BAPAK kasih kabar, dia tak akan pulang akhi pekan ini. Tangeang sudah sepeti Jakarrrta, bukan lagi merrrrah, melainkan ungu. Dan lagi aku sudah positif begini. Tak seorang pun boleh masuk ke rumah ini, apalagi keramaian seperti ketika Mamah dijemput ambulan. Orrang-oang begeombol di paga umah, menahan segala ekspresi mereka seperti menyaksikan kecelakaan lalulintas yang korbannya mati dengan identitas yang belum jelas. Polisi sempat berusaha mengusir mereka, tak ada hasilnya. Aku bisa paham kenapa keluargaku jadi tontonan. Corona belum banyak muncul di kampung ini, atau mungkin belum banyak diakui. Aku tak bisa menyalahkan mereka. Mamah pun termasuk orang yang tidak bisa wok from home, tidak bisa betul-betul patuh pada prokes. Dia karyawan pabik sepatu di Cikarang. Saat satu karyawan positif Corona, manajemen sempat menawakan operasional untuk disetop sementara. Tapi pemilik pabrik bilang kalau disetop begitu sekalian saja PHK semua. Mamah harus tetap masuk. Dia dan 236 karyawan lain dinyatakan positif.

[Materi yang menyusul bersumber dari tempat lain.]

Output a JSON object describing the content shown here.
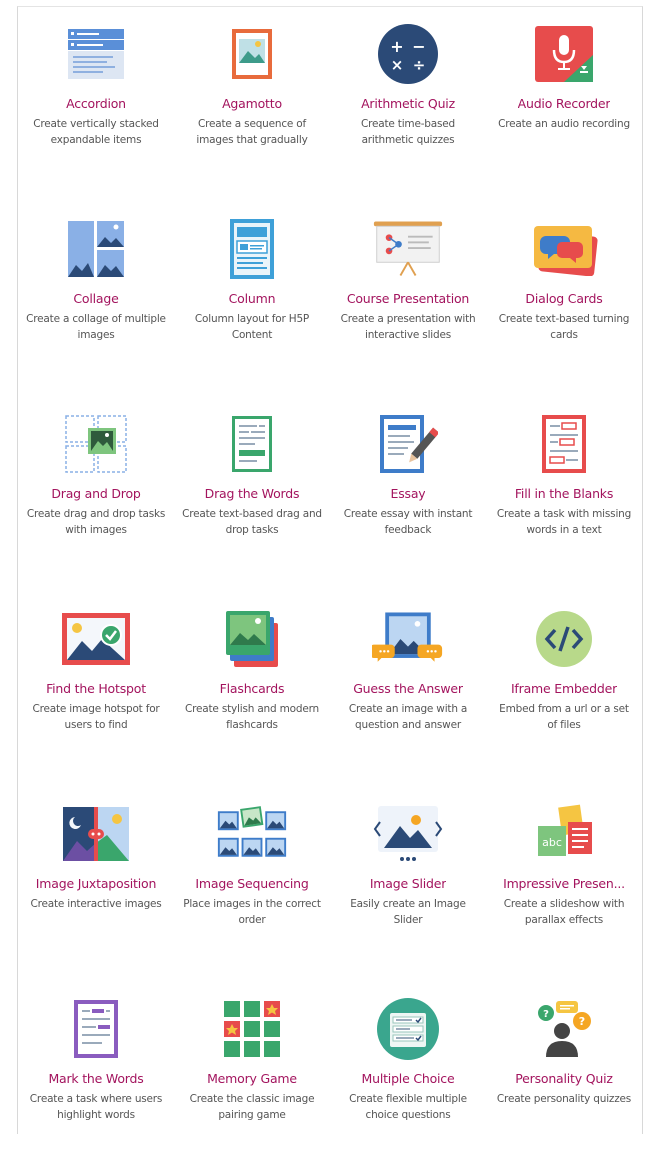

            Siapa yang harus kumarahi?

            Aku punya banyak alasan untuk mengomeli Pak Jokowi, tapi buat apa. Maksudku, apakah itu akan ada gunanya? Sejak lahir sampai hari ini, aku tak pernah merasa bisa meminta tolong kepada negara, atau pejabat negara begitu. Kurasa mereka berada dalam kehidupan mereka sendiri, sesuatu yang amat berbeda dengan apa yang kujalani, dengan apa yang sebagian besar orang jalani. Amat sukar untuk bicara kepada mereka, apalagi untuk didengar, sekalipun itu tentang hilangnya orang-oang terdekatmu. Aku tak tahu, sampai di kalimat ini, sepertinya aku ingin tidur saja.

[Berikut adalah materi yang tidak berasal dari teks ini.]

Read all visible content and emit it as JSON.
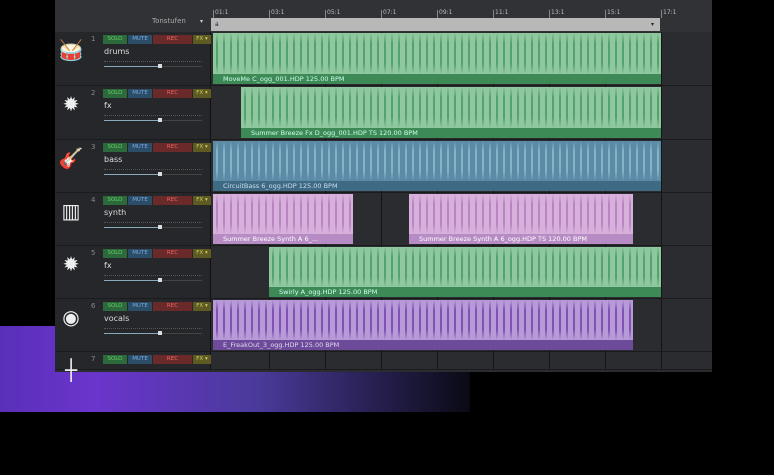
{
  "header": {
    "tonstufen_label": "Tonstufen",
    "dropdown_arrow": "▾",
    "range_start": "a",
    "range_end": "▾"
  },
  "ruler": [
    "01:1",
    "03:1",
    "05:1",
    "07:1",
    "09:1",
    "11:1",
    "13:1",
    "15:1",
    "17:1"
  ],
  "buttons": {
    "solo": "SOLO",
    "mute": "MUTE",
    "rec": "REC",
    "fx": "FX ▾"
  },
  "tracks": [
    {
      "number": "1",
      "name": "drums",
      "icon": "drum-icon",
      "volume": 0.55,
      "clips": [
        {
          "label": "MoveMe C_ogg_001.HDP  125.00 BPM",
          "start": 1,
          "end": 17
        }
      ]
    },
    {
      "number": "2",
      "name": "fx",
      "icon": "explosion-icon",
      "volume": 0.55,
      "clips": [
        {
          "label": "Summer Breeze Fx D_ogg_001.HDP  TS  120.00 BPM",
          "start": 2,
          "end": 17
        }
      ]
    },
    {
      "number": "3",
      "name": "bass",
      "icon": "guitar-icon",
      "volume": 0.55,
      "clips": [
        {
          "label": "CircuitBass 6_ogg.HDP  125.00 BPM",
          "start": 1,
          "end": 17
        }
      ]
    },
    {
      "number": "4",
      "name": "synth",
      "icon": "keyboard-icon",
      "volume": 0.55,
      "clips": [
        {
          "label": "Summer Breeze Synth A 6_...",
          "start": 1,
          "end": 6
        },
        {
          "label": "Summer Breeze Synth A 6_ogg.HDP  TS  120.00 BPM",
          "start": 8,
          "end": 16
        }
      ]
    },
    {
      "number": "5",
      "name": "fx",
      "icon": "explosion-icon",
      "volume": 0.55,
      "clips": [
        {
          "label": "Swirly A_ogg.HDP  125.00 BPM",
          "start": 3,
          "end": 17
        }
      ]
    },
    {
      "number": "6",
      "name": "vocals",
      "icon": "mouth-icon",
      "volume": 0.55,
      "clips": [
        {
          "label": "E_FreakOut_3_ogg.HDP  125.00 BPM",
          "start": 1,
          "end": 16
        }
      ]
    },
    {
      "number": "7",
      "name": "",
      "icon": "empty-icon",
      "volume": 0,
      "clips": []
    }
  ],
  "colors": {
    "green": "#8fc89e",
    "blue": "#5b8ba6",
    "pink": "#d8b0dc",
    "purple": "#b89ad8"
  }
}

            Sudah jam 3 sore sekaang. Aku harusnya membangunkan nenek.

            Aku ingin. Tapi tidak. Lebih baik aku diam saja di kamarku sampai lima hari berikutnya. Sudah kubawa sekardus mi instan dan satu galon air dan makanan lain. Aku akan jumpa lagi dengan Mamah. Kita akan kembali ke Tangerang. Itu saja harapanku sekarang. Sedehana sekali, kan? Aku cuma ingin kumpul lagi dengan Bapak, karena sejujurnya aku pun tak cocok dengan suasana kampung. Aku akan bilang, ayo Bapak, kita balik lagi ke kos-kosan kecil kita yang dulu, yang setahun lalu. Dari situ kita ulang lagi semuanya.